Selon Mikiki, cet art nourrit une nouvelle valeur communautaire, centrée sur la conviction que les homosexuels séropositifs sont des personnes responsables, quelles que soient leurs décisions en matière de santé sexuelle, de consommation de drogues, etc. "Nous sommes autorisés à croire que nous sommes intrinsèquement responsables, parce que nous nous le prouvons à nous-mêmes en faisant un test de dépistage du VIH... même si cela peut nous faire peur."

Nous créons une nouvelle valeur communautaire autour de la conviction que les homosexuels séropositifs sont des personnes responsables.....

À la fois irrévérencieuses, ingénieuses et scandaleuses, les performances de Mikiki sont percutantes. Il peut par exemple dessiner son propre sang et se le vaporiser dans les yeux. Il peut aussi mélanger le culte gay des Golden Girls et la nourriture réconfortante avec des conversations gênantes sur la vie contemporaine des homosexuels dans son spectacle de drag queensRose Beef , acclamé par la critique .

MIKIKI, Rose Beef Sermon

Pourtant, Mikiki ne fait pas de l'art exclusivement pour le public. "Je le fais vraiment pour moi, en regardant à travers mes lunettes roses... Je colore littéralement ma vision avec le VIH", dit-il.
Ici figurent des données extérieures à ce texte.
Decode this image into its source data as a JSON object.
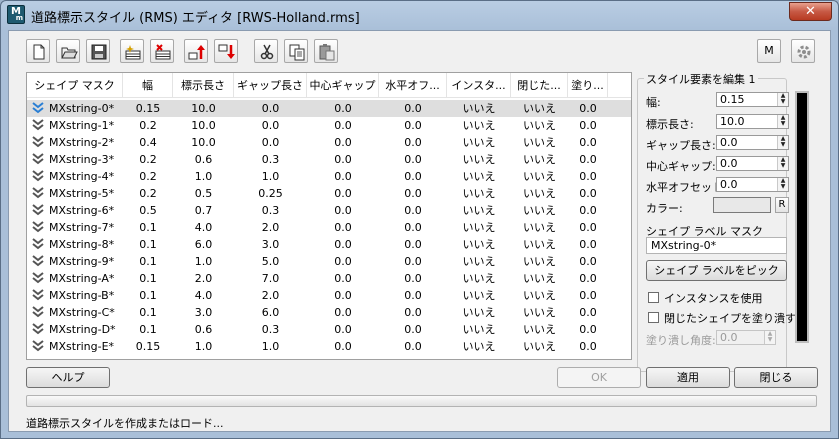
{
  "window": {
    "title": "道路標示スタイル (RMS) エディタ [RWS-Holland.rms]",
    "icon_letter": "M",
    "icon_sub": "m",
    "close_label": "✕"
  },
  "toolbar": {
    "buttons": [
      "new-file-icon",
      "open-folder-icon",
      "save-icon",
      "add-row-icon",
      "delete-row-icon",
      "move-up-icon",
      "move-down-icon",
      "cut-icon",
      "copy-icon",
      "paste-icon"
    ],
    "m_label": "M",
    "settings_icon": "gear-icon"
  },
  "grid": {
    "headers": [
      "シェイプ マスク",
      "幅",
      "標示長さ",
      "ギャップ長さ",
      "中心ギャップ",
      "水平オフ...",
      "インスタ...",
      "閉じた...",
      "塗り..."
    ],
    "rows": [
      [
        "MXstring-0*",
        "0.15",
        "10.0",
        "0.0",
        "0.0",
        "0.0",
        "いいえ",
        "いいえ",
        "0.0"
      ],
      [
        "MXstring-1*",
        "0.2",
        "10.0",
        "0.0",
        "0.0",
        "0.0",
        "いいえ",
        "いいえ",
        "0.0"
      ],
      [
        "MXstring-2*",
        "0.4",
        "10.0",
        "0.0",
        "0.0",
        "0.0",
        "いいえ",
        "いいえ",
        "0.0"
      ],
      [
        "MXstring-3*",
        "0.2",
        "0.6",
        "0.3",
        "0.0",
        "0.0",
        "いいえ",
        "いいえ",
        "0.0"
      ],
      [
        "MXstring-4*",
        "0.2",
        "1.0",
        "1.0",
        "0.0",
        "0.0",
        "いいえ",
        "いいえ",
        "0.0"
      ],
      [
        "MXstring-5*",
        "0.2",
        "0.5",
        "0.25",
        "0.0",
        "0.0",
        "いいえ",
        "いいえ",
        "0.0"
      ],
      [
        "MXstring-6*",
        "0.5",
        "0.7",
        "0.3",
        "0.0",
        "0.0",
        "いいえ",
        "いいえ",
        "0.0"
      ],
      [
        "MXstring-7*",
        "0.1",
        "4.0",
        "2.0",
        "0.0",
        "0.0",
        "いいえ",
        "いいえ",
        "0.0"
      ],
      [
        "MXstring-8*",
        "0.1",
        "6.0",
        "3.0",
        "0.0",
        "0.0",
        "いいえ",
        "いいえ",
        "0.0"
      ],
      [
        "MXstring-9*",
        "0.1",
        "1.0",
        "5.0",
        "0.0",
        "0.0",
        "いいえ",
        "いいえ",
        "0.0"
      ],
      [
        "MXstring-A*",
        "0.1",
        "2.0",
        "7.0",
        "0.0",
        "0.0",
        "いいえ",
        "いいえ",
        "0.0"
      ],
      [
        "MXstring-B*",
        "0.1",
        "4.0",
        "2.0",
        "0.0",
        "0.0",
        "いいえ",
        "いいえ",
        "0.0"
      ],
      [
        "MXstring-C*",
        "0.1",
        "3.0",
        "6.0",
        "0.0",
        "0.0",
        "いいえ",
        "いいえ",
        "0.0"
      ],
      [
        "MXstring-D*",
        "0.1",
        "0.6",
        "0.3",
        "0.0",
        "0.0",
        "いいえ",
        "いいえ",
        "0.0"
      ],
      [
        "MXstring-E*",
        "0.15",
        "1.0",
        "1.0",
        "0.0",
        "0.0",
        "いいえ",
        "いいえ",
        "0.0"
      ]
    ]
  },
  "panel": {
    "legend": "スタイル要素を編集 1",
    "width_label": "幅:",
    "width_value": "0.15",
    "dash_label": "標示長さ:",
    "dash_value": "10.0",
    "gap_label": "ギャップ長さ:",
    "gap_value": "0.0",
    "center_gap_label": "中心ギャップ:",
    "center_gap_value": "0.0",
    "h_offset_label": "水平オフセット:",
    "h_offset_value": "0.0",
    "color_label": "カラー:",
    "color_reset": "R",
    "shape_mask_label": "シェイプ ラベル マスク",
    "shape_mask_value": "MXstring-0*",
    "pick_button": "シェイプ ラベルをピック",
    "use_instance_label": "インスタンスを使用",
    "fill_closed_label": "閉じたシェイプを塗り潰す",
    "fill_angle_label": "塗り潰し角度:",
    "fill_angle_value": "0.0"
  },
  "buttons": {
    "help": "ヘルプ",
    "ok": "OK",
    "apply": "適用",
    "close": "閉じる"
  },
  "status": "道路標示スタイルを作成またはロード..."
}
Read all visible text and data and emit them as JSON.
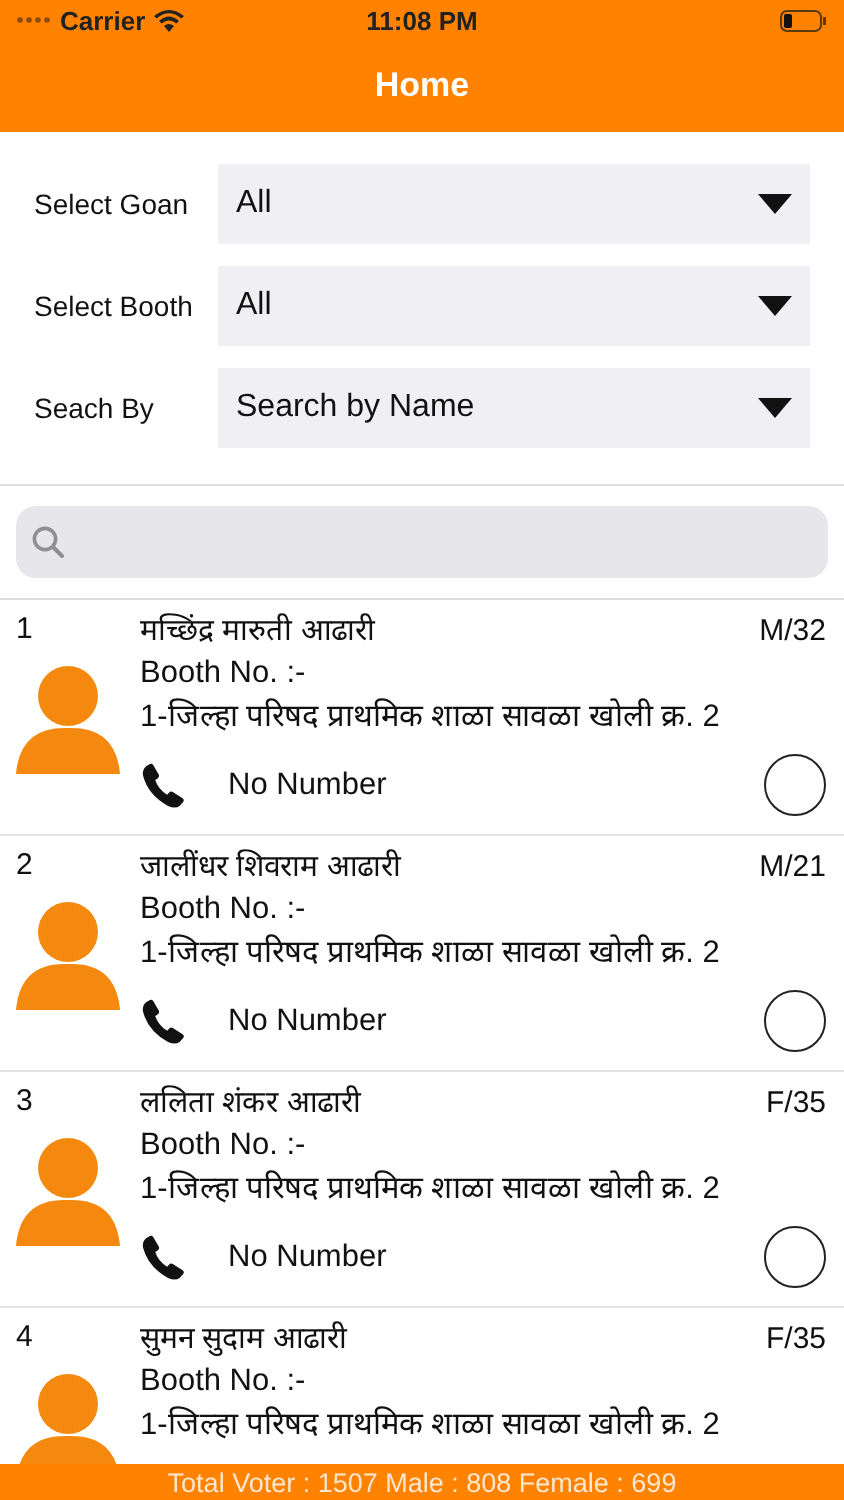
{
  "status_bar": {
    "carrier": "Carrier",
    "time": "11:08 PM"
  },
  "nav": {
    "title": "Home"
  },
  "filters": [
    {
      "label": "Select Goan",
      "value": "All"
    },
    {
      "label": "Select Booth",
      "value": "All"
    },
    {
      "label": "Seach By",
      "value": "Search by Name"
    }
  ],
  "voters": [
    {
      "number": "1",
      "name": "मच्छिंद्र मारुती आढारी",
      "gender_age": "M/32",
      "booth": "Booth No. :-",
      "address": "1-जिल्हा परिषद प्राथमिक शाळा सावळा  खोली क्र. 2",
      "phone": "No Number",
      "selected": false
    },
    {
      "number": "2",
      "name": "जालींधर शिवराम आढारी",
      "gender_age": "M/21",
      "booth": "Booth No. :-",
      "address": "1-जिल्हा परिषद प्राथमिक शाळा सावळा  खोली क्र. 2",
      "phone": "No Number",
      "selected": false
    },
    {
      "number": "3",
      "name": "ललिता शंकर आढारी",
      "gender_age": "F/35",
      "booth": "Booth No. :-",
      "address": "1-जिल्हा परिषद प्राथमिक शाळा सावळा  खोली क्र. 2",
      "phone": "No Number",
      "selected": false
    },
    {
      "number": "4",
      "name": "सुमन सुदाम आढारी",
      "gender_age": "F/35",
      "booth": "Booth No. :-",
      "address": "1-जिल्हा परिषद प्राथमिक शाळा सावळा  खोली क्र. 2"
    }
  ],
  "footer": {
    "summary": "Total Voter : 1507 Male : 808 Female : 699"
  }
}
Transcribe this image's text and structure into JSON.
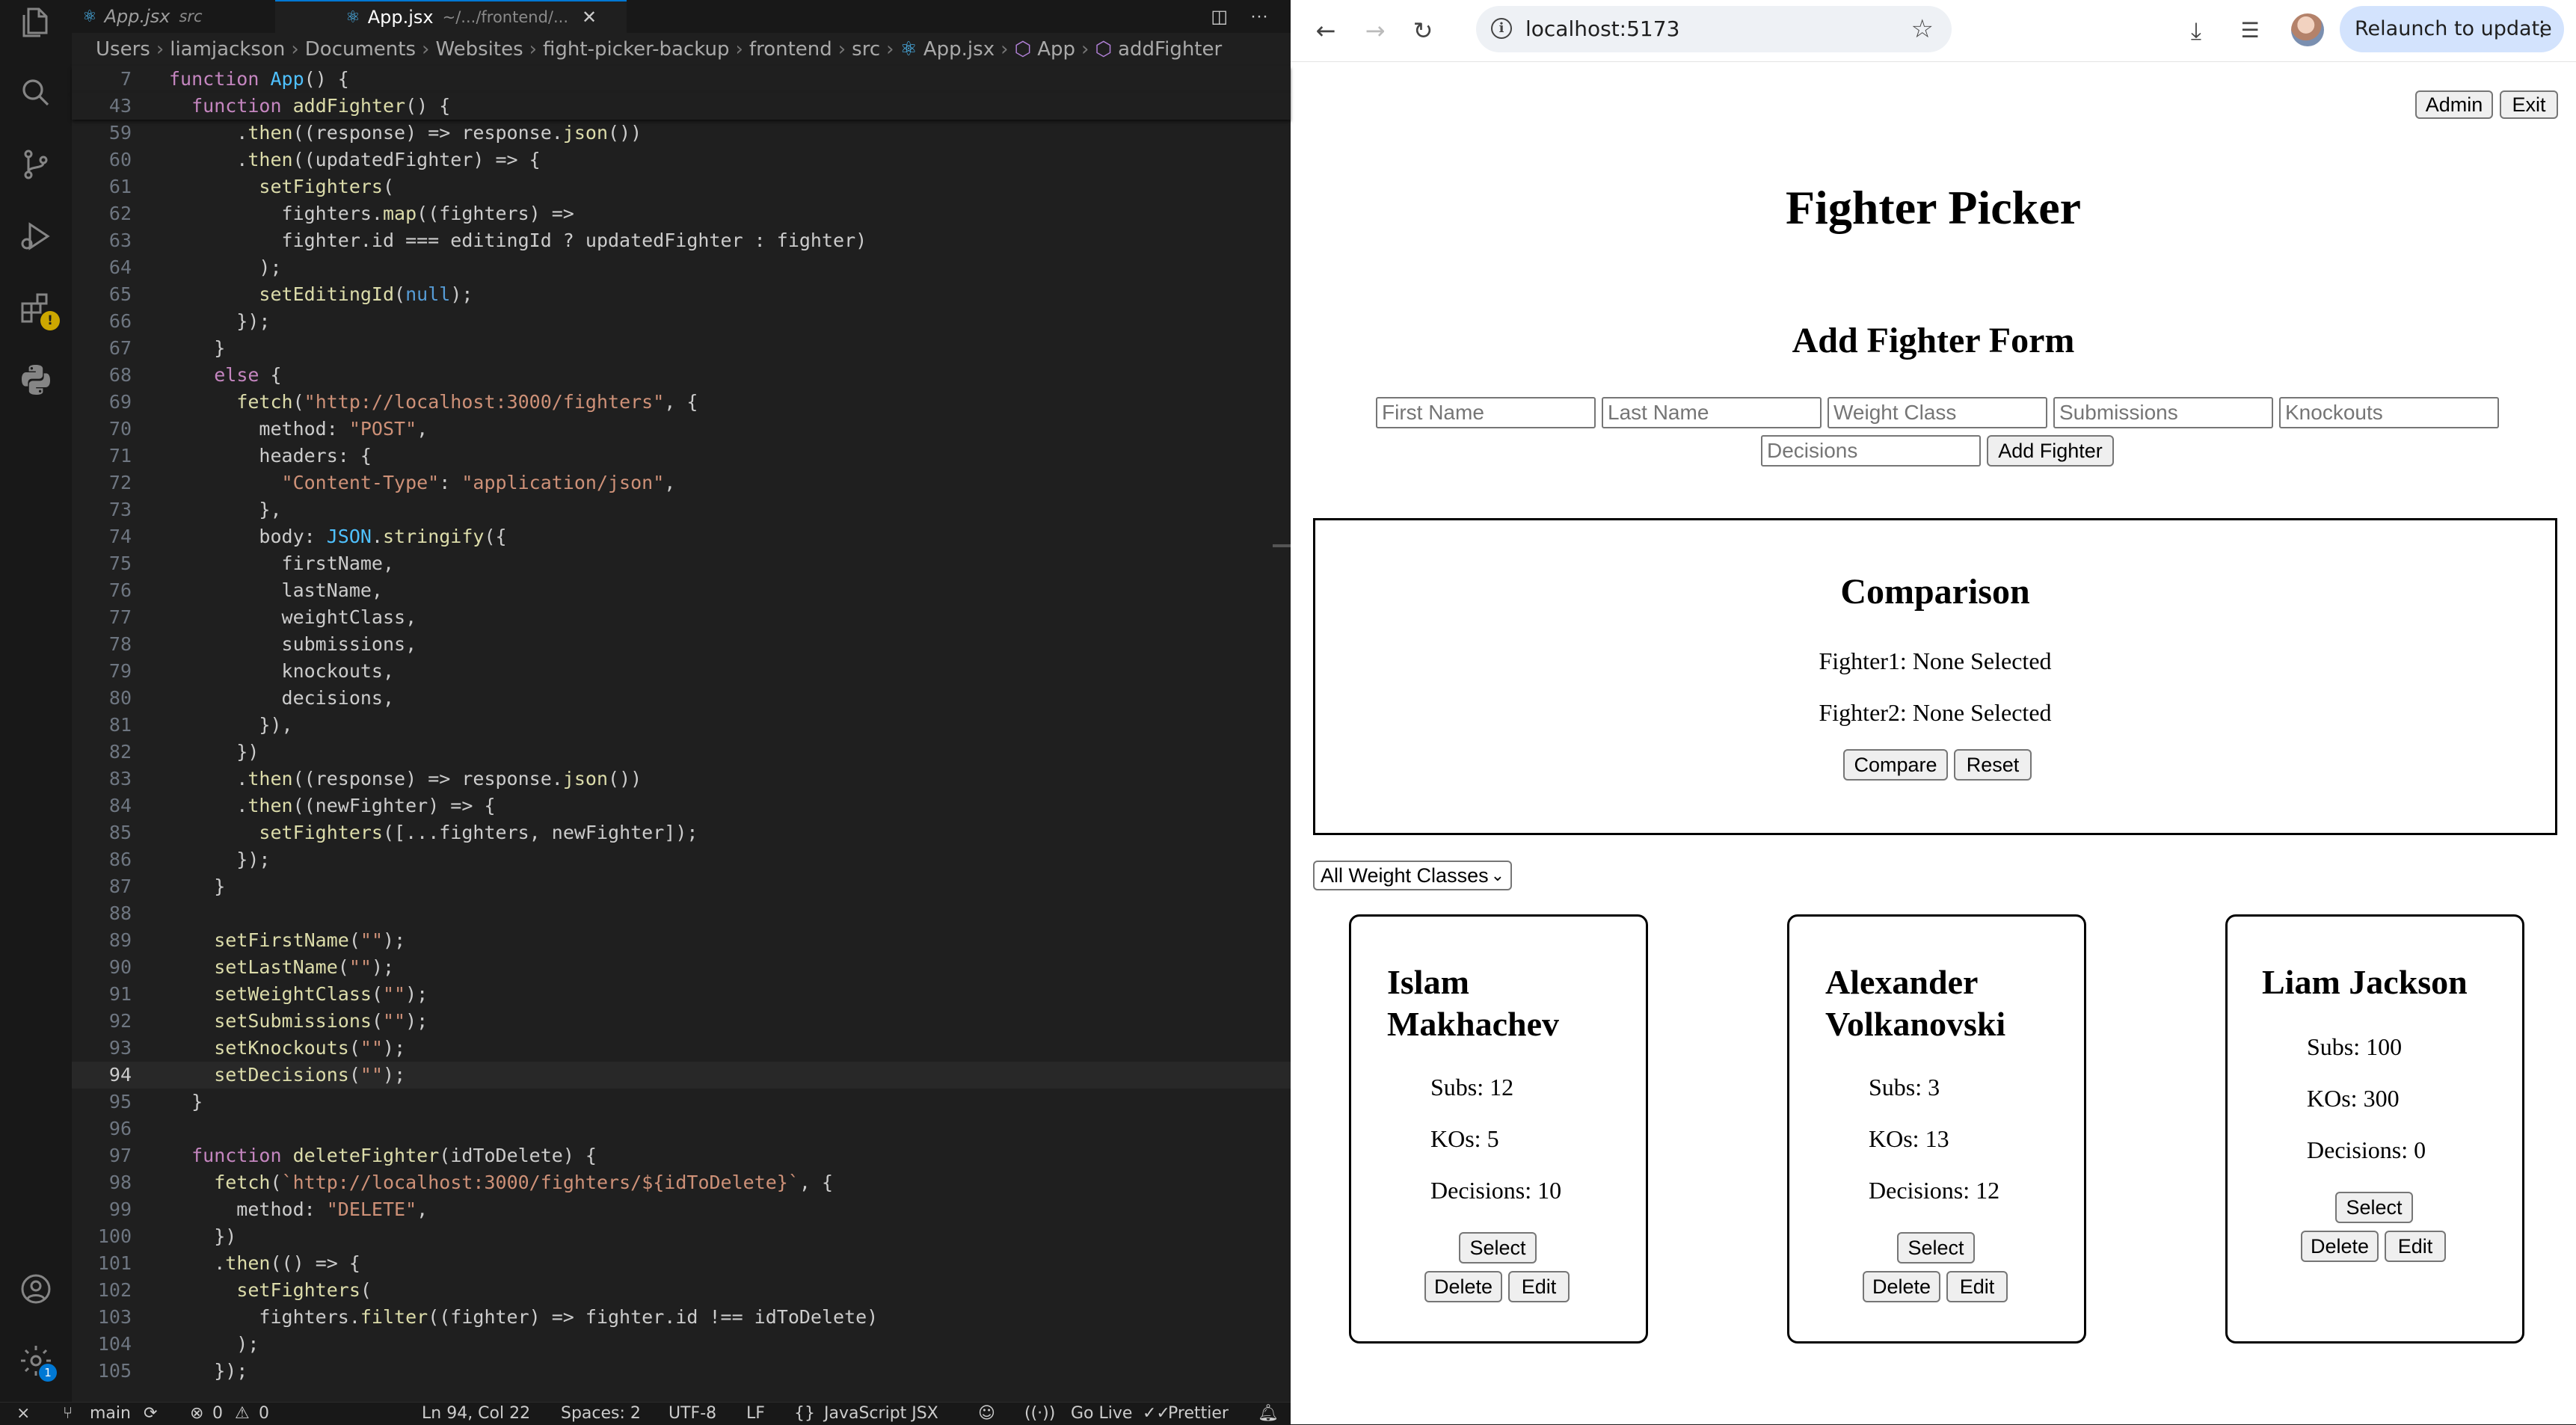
{
  "vscode": {
    "tabs": [
      {
        "name": "App.jsx",
        "desc": "src",
        "active": false
      },
      {
        "name": "App.jsx",
        "desc": "~/.../frontend/...",
        "active": true
      }
    ],
    "breadcrumbs": [
      "Users",
      "liamjackson",
      "Documents",
      "Websites",
      "fight-picker-backup",
      "frontend",
      "src",
      "App.jsx",
      "App",
      "addFighter"
    ],
    "status": {
      "branch": "main",
      "problems": "0",
      "warnings": "0",
      "cursor": "Ln 94, Col 22",
      "spaces": "Spaces: 2",
      "encoding": "UTF-8",
      "eol": "LF",
      "language": "JavaScript JSX",
      "golive": "Go Live",
      "prettier": "Prettier"
    },
    "settings_badge": "1"
  },
  "code_lines": [
    {
      "n": "7",
      "t": "function App() {"
    },
    {
      "n": "43",
      "t": "  function addFighter() {"
    },
    {
      "n": "59",
      "t": "      .then((response) => response.json())"
    },
    {
      "n": "60",
      "t": "      .then((updatedFighter) => {"
    },
    {
      "n": "61",
      "t": "        setFighters("
    },
    {
      "n": "62",
      "t": "          fighters.map((fighters) =>"
    },
    {
      "n": "63",
      "t": "          fighter.id === editingId ? updatedFighter : fighter)"
    },
    {
      "n": "64",
      "t": "        );"
    },
    {
      "n": "65",
      "t": "        setEditingId(null);"
    },
    {
      "n": "66",
      "t": "      });"
    },
    {
      "n": "67",
      "t": "    }"
    },
    {
      "n": "68",
      "t": "    else {"
    },
    {
      "n": "69",
      "t": "      fetch(\"http://localhost:3000/fighters\", {"
    },
    {
      "n": "70",
      "t": "        method: \"POST\","
    },
    {
      "n": "71",
      "t": "        headers: {"
    },
    {
      "n": "72",
      "t": "          \"Content-Type\": \"application/json\","
    },
    {
      "n": "73",
      "t": "        },"
    },
    {
      "n": "74",
      "t": "        body: JSON.stringify({"
    },
    {
      "n": "75",
      "t": "          firstName,"
    },
    {
      "n": "76",
      "t": "          lastName,"
    },
    {
      "n": "77",
      "t": "          weightClass,"
    },
    {
      "n": "78",
      "t": "          submissions,"
    },
    {
      "n": "79",
      "t": "          knockouts,"
    },
    {
      "n": "80",
      "t": "          decisions,"
    },
    {
      "n": "81",
      "t": "        }),"
    },
    {
      "n": "82",
      "t": "      })"
    },
    {
      "n": "83",
      "t": "      .then((response) => response.json())"
    },
    {
      "n": "84",
      "t": "      .then((newFighter) => {"
    },
    {
      "n": "85",
      "t": "        setFighters([...fighters, newFighter]);"
    },
    {
      "n": "86",
      "t": "      });"
    },
    {
      "n": "87",
      "t": "    }"
    },
    {
      "n": "88",
      "t": ""
    },
    {
      "n": "89",
      "t": "    setFirstName(\"\");"
    },
    {
      "n": "90",
      "t": "    setLastName(\"\");"
    },
    {
      "n": "91",
      "t": "    setWeightClass(\"\");"
    },
    {
      "n": "92",
      "t": "    setSubmissions(\"\");"
    },
    {
      "n": "93",
      "t": "    setKnockouts(\"\");"
    },
    {
      "n": "94",
      "t": "    setDecisions(\"\");"
    },
    {
      "n": "95",
      "t": "  }"
    },
    {
      "n": "96",
      "t": ""
    },
    {
      "n": "97",
      "t": "  function deleteFighter(idToDelete) {"
    },
    {
      "n": "98",
      "t": "    fetch(`http://localhost:3000/fighters/${idToDelete}`, {"
    },
    {
      "n": "99",
      "t": "      method: \"DELETE\","
    },
    {
      "n": "100",
      "t": "    })"
    },
    {
      "n": "101",
      "t": "    .then(() => {"
    },
    {
      "n": "102",
      "t": "      setFighters("
    },
    {
      "n": "103",
      "t": "        fighters.filter((fighter) => fighter.id !== idToDelete)"
    },
    {
      "n": "104",
      "t": "      );"
    },
    {
      "n": "105",
      "t": "    });"
    }
  ],
  "browser": {
    "url": "localhost:5173",
    "relaunch_label": "Relaunch to update"
  },
  "app": {
    "admin_label": "Admin",
    "exit_label": "Exit",
    "title": "Fighter Picker",
    "form_title": "Add Fighter Form",
    "placeholders": {
      "first": "First Name",
      "last": "Last Name",
      "weight": "Weight Class",
      "subs": "Submissions",
      "kos": "Knockouts",
      "decisions": "Decisions"
    },
    "add_label": "Add Fighter",
    "comparison": {
      "title": "Comparison",
      "fighter1": "Fighter1: None Selected",
      "fighter2": "Fighter2: None Selected",
      "compare_label": "Compare",
      "reset_label": "Reset"
    },
    "filter_value": "All Weight Classes",
    "fighters": [
      {
        "name": "Islam Makhachev",
        "subs": "Subs: 12",
        "kos": "KOs: 5",
        "decisions": "Decisions: 10"
      },
      {
        "name": "Alexander Volkanovski",
        "subs": "Subs: 3",
        "kos": "KOs: 13",
        "decisions": "Decisions: 12"
      },
      {
        "name": "Liam Jackson",
        "subs": "Subs: 100",
        "kos": "KOs: 300",
        "decisions": "Decisions: 0"
      }
    ],
    "select_label": "Select",
    "delete_label": "Delete",
    "edit_label": "Edit"
  }
}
J'entends des échos de Francis Bacon, qui, plusieurs générations auparavant, écrivait : "Je n'essaie pas de dire quoi que ce soit de particulier dans mon travail. J'essaie simplement de transmettre mes sensations sur l'existence au niveau le plus profond que je puisse."

Mais heureusement, Mikiki teinte volontairement son objectif militant d'optimisme et d'espoir. "Je n'ai jamais souscrit à l'idée que les artistes doivent souffrir pour faire des œuvres significatives ou belles", précise Mikiki. "Il y a suffisamment de putain de douleur dans le monde pour que je puisse en prendre une poignée et l'intégrer dans ma pratique".

Lecollaborateur Ted Geatros est un partenaire de l'agence d'expérience de marque, ConsumptionCo.